Old 21st Apr 2011, 16:00
  #35 (permalink)  
Join Date: Apr 2007
Location: through the door, left
Posts: 110
There is a big difference between flying around privately (which is covered by the law) and operating as a commercial operator. As, in this case, an airline you need to have a FOM in place which determines the way you are going to operate. The FOM is not a simple company regulation. It does get approved by the country's aviation authority and becomes the law. By not operating according to the FOM, one operates outside the legal regulations and ultimately outside the law.
This is due to the fact, that the FOM in general has to be at least as restrictive as the law, BUT in many operations certain concessions have been made in certain areas of operation, which are actually less restrictive, than the law. For example, a country's air law says, crew rest time has to be at least 12 h or as long as the preceding FDP and it can be reduced to a minimum of 10 h.
An operator needs crew to fly an evening flight to an outstation and leave the next morning. Under normal circumstances this operation would allow for 11 hours crew rest, but in case of a delay, this would mean, the morning flight would be delayed due to the crew's rest period and screw up the whole rotation for that aircraft during that day, leading to next evening flight being delayed and so on.
This operator approaches their DCA with an application for dispensation. This dispensation says, the crew's rest period can be reduced to 9 hours AT ACCOMMODATION under the provision, that the following day this crew will only fly back to it's home base (1 sector, about 3.5 -4 h FDP) and have a local night and may not be dispatched before 06:00 local time the next day.
In other words, the operator can get a dispensation from the air law's FDP regulation on the one hand side, but restricts himself in turn to be a lot more restrictive on FDP the next day.
If the operator would now make use of the first part of the dispensation and allow it's crew only 9 hours of rest, without allowing the FDP restrictions the next day, that crew would theoretically still operate within the air law's FDP regulations.
They will in the end however violate the air law and DCA will go after the crew members for that.

If one now looks at this departure aerodrome in question, one could say it is not safe to operate a B737 out of there, since due to lack of facilities no T/O alternate would be available in case of an eingine failure just after V1. The a/c might not be able to gain enough height to safely clear the mountains.
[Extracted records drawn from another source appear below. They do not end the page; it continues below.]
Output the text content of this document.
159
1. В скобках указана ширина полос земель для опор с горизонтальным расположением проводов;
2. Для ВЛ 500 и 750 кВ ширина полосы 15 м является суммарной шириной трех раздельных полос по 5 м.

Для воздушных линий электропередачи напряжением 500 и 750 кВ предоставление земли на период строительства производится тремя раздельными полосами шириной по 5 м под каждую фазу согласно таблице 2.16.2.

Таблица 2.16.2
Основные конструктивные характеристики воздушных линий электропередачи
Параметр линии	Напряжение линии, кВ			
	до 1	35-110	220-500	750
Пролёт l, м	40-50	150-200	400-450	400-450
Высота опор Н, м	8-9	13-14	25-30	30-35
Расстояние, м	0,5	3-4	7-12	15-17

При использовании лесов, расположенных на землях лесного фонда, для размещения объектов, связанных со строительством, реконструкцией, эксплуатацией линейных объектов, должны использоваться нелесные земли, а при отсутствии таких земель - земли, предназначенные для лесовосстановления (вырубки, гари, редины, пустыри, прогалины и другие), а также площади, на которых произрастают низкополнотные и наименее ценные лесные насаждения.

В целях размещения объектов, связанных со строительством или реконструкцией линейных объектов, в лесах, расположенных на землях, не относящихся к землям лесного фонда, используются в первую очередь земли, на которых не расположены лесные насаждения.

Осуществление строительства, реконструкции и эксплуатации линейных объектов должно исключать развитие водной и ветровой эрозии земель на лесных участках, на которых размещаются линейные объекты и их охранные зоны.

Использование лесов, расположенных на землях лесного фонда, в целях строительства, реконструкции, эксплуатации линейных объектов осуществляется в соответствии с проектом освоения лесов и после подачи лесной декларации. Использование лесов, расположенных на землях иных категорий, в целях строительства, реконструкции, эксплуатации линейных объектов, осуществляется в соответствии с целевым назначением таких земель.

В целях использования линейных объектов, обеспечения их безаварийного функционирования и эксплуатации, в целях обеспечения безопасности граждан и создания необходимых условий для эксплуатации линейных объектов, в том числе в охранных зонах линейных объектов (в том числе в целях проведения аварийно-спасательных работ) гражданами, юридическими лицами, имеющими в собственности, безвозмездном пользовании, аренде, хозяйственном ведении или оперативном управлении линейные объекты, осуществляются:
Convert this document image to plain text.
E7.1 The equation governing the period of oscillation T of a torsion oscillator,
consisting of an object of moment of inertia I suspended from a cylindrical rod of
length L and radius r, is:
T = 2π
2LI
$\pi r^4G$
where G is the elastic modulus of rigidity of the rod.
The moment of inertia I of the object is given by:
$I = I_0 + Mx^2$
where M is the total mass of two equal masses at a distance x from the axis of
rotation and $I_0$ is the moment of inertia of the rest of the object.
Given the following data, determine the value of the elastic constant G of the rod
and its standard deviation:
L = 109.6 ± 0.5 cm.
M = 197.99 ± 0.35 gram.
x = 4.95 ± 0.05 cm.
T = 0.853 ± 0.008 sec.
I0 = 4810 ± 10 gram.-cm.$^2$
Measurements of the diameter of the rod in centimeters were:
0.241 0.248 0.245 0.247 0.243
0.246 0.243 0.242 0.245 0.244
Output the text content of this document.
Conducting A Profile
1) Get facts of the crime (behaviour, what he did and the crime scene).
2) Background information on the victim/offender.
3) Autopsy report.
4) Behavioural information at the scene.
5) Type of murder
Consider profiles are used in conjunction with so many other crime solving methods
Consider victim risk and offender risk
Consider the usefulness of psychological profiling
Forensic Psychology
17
In order to make provisions for this case, the operator has put the twilight minus 30 minutes rule into their FOM, which has been approved by the NZ CAA and has become part of the air law, which has been violated by that specific Captain.
The very same person might have been legal to fly the same a/c type out of the same airfield at 18 minutes before twilight, if he would have flown for a different operator, which might have put different restrictions into it's FOM, e.g. payload restrictions in order to achieve the minimum climb gradient required to clear the mountains in IMC / or at night.